La prigione minorile di Addis Abeba

Ieri sono stato a salutare i ragazzi rinchiusi nella prigione minorile di Addis Abeba. Dopo le visite dello scorso anno con Abba Brhanu, il caro amico salesiano, colui che mi ha aiutato nella mia piccola personale missione con Yonas, ci sono tornato con Brother Tefsaye e un assistente sociale.

Il progetto di recupero dei ragazzi ai quali viene offerta la possibilità di scontare la pena nel nostro centro, in accordo con il governo etiope, è un’iniziativa meravigliosa e difficile. Le condanne più lievi sono quelle per furto, mai inferiori ai sei mesi. Poi ci sono i reati gravi come l’omicidio e qui la faccenda si fa seria. Il minimo della pena è di 7 anni. Tutti gli altri reati come lo spaccio o l’uso di droghe è severamente condannato ma varia da situazione e recidività.

La struttura realizzata dal governo italiano nel 1994 è un regalo dimenticato dal nostro ministero della giustizia ed è a pochi chilometri dal centro storico della capitale, da quel lontano anno non ha avuto alcuna manutenzione se non quella ordinaria. Ci sono alcuni stanzoni enormi dove nella penombra rimangono rinchiusi i ragazzi per la maggior parte del tempo.

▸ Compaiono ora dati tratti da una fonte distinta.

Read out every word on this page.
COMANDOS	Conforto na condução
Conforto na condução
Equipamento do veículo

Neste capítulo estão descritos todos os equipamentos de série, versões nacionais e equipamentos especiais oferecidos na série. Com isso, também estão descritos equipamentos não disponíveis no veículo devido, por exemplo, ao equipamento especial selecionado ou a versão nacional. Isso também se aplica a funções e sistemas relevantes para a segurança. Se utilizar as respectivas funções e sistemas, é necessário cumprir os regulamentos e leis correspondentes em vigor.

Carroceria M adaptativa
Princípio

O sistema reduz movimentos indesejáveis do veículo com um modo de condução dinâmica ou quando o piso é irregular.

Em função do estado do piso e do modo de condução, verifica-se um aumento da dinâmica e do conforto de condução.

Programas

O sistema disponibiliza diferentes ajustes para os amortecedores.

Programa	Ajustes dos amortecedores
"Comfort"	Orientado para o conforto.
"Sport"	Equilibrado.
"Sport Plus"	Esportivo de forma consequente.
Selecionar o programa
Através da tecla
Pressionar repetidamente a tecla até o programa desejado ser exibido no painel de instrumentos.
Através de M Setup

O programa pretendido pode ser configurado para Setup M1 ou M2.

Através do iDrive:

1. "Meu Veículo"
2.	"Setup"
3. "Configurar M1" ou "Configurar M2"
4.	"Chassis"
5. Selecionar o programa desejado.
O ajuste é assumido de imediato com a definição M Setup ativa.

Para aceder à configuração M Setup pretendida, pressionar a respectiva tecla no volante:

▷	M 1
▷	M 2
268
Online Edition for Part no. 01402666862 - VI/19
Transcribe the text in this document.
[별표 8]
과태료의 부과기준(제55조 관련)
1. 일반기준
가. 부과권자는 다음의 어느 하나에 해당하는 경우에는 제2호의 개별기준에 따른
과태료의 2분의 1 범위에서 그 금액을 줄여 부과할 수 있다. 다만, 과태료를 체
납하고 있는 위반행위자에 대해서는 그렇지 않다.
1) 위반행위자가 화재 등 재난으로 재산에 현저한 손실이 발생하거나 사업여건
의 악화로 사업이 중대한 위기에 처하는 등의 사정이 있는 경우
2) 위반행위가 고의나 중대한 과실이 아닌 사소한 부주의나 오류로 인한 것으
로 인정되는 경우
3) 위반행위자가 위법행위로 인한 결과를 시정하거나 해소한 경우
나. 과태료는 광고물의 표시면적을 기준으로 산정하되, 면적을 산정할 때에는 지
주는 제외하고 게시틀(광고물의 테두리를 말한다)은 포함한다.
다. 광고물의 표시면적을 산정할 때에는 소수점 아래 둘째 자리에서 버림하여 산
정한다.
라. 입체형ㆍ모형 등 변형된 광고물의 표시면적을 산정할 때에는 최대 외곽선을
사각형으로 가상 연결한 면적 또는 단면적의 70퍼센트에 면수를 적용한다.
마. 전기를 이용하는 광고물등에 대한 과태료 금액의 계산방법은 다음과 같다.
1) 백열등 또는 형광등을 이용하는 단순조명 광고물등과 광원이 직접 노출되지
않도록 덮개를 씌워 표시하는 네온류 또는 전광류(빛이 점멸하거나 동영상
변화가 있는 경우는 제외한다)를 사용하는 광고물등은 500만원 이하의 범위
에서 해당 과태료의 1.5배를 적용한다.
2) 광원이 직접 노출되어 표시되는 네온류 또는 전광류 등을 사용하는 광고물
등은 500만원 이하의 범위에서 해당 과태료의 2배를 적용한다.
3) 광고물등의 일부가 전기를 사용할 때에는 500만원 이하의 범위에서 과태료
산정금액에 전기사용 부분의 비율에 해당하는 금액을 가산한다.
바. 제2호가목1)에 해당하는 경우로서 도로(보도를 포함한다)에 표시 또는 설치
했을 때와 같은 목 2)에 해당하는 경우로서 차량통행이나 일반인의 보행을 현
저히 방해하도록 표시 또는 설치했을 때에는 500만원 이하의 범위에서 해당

Il caldo è pregno di solitudine e le facce dei ragazzi che per ovvii motivi non ho fotografato sono tristi e invecchiate. Non sorridono, sono prigionieri delle ferree regole e il loro orgoglio ribelle è amaramente calpestato.

Le guardie carcerarie ci accompagnano nella stanza dove ci incontriamo con loro per parlare e conoscere meglio le loro storie. Alcuni mi riconoscono e mi salutano accennando un sorriso e intonando una filastrocca che cantavo quando andavo nel quartiere di Piazza dove viveva Yonas.

Sono tanti, piccoli e smarriti nell’ennesimo gioco andato male e che pagheranno a duro prezzo.

Appoggio la schiena sul muro della stanza mentre chiacchieriamo ma devo immediatamente staccarmi per non rimanere appiccicato. La parete è freddissima, gelata, qui dentro non c’è alcun calore che la possa scaldare.

Quel muro è come il loro cuore, abbandonato al crudele freddo della prigione e fuori la temperatura raggiunge i trenta gradi.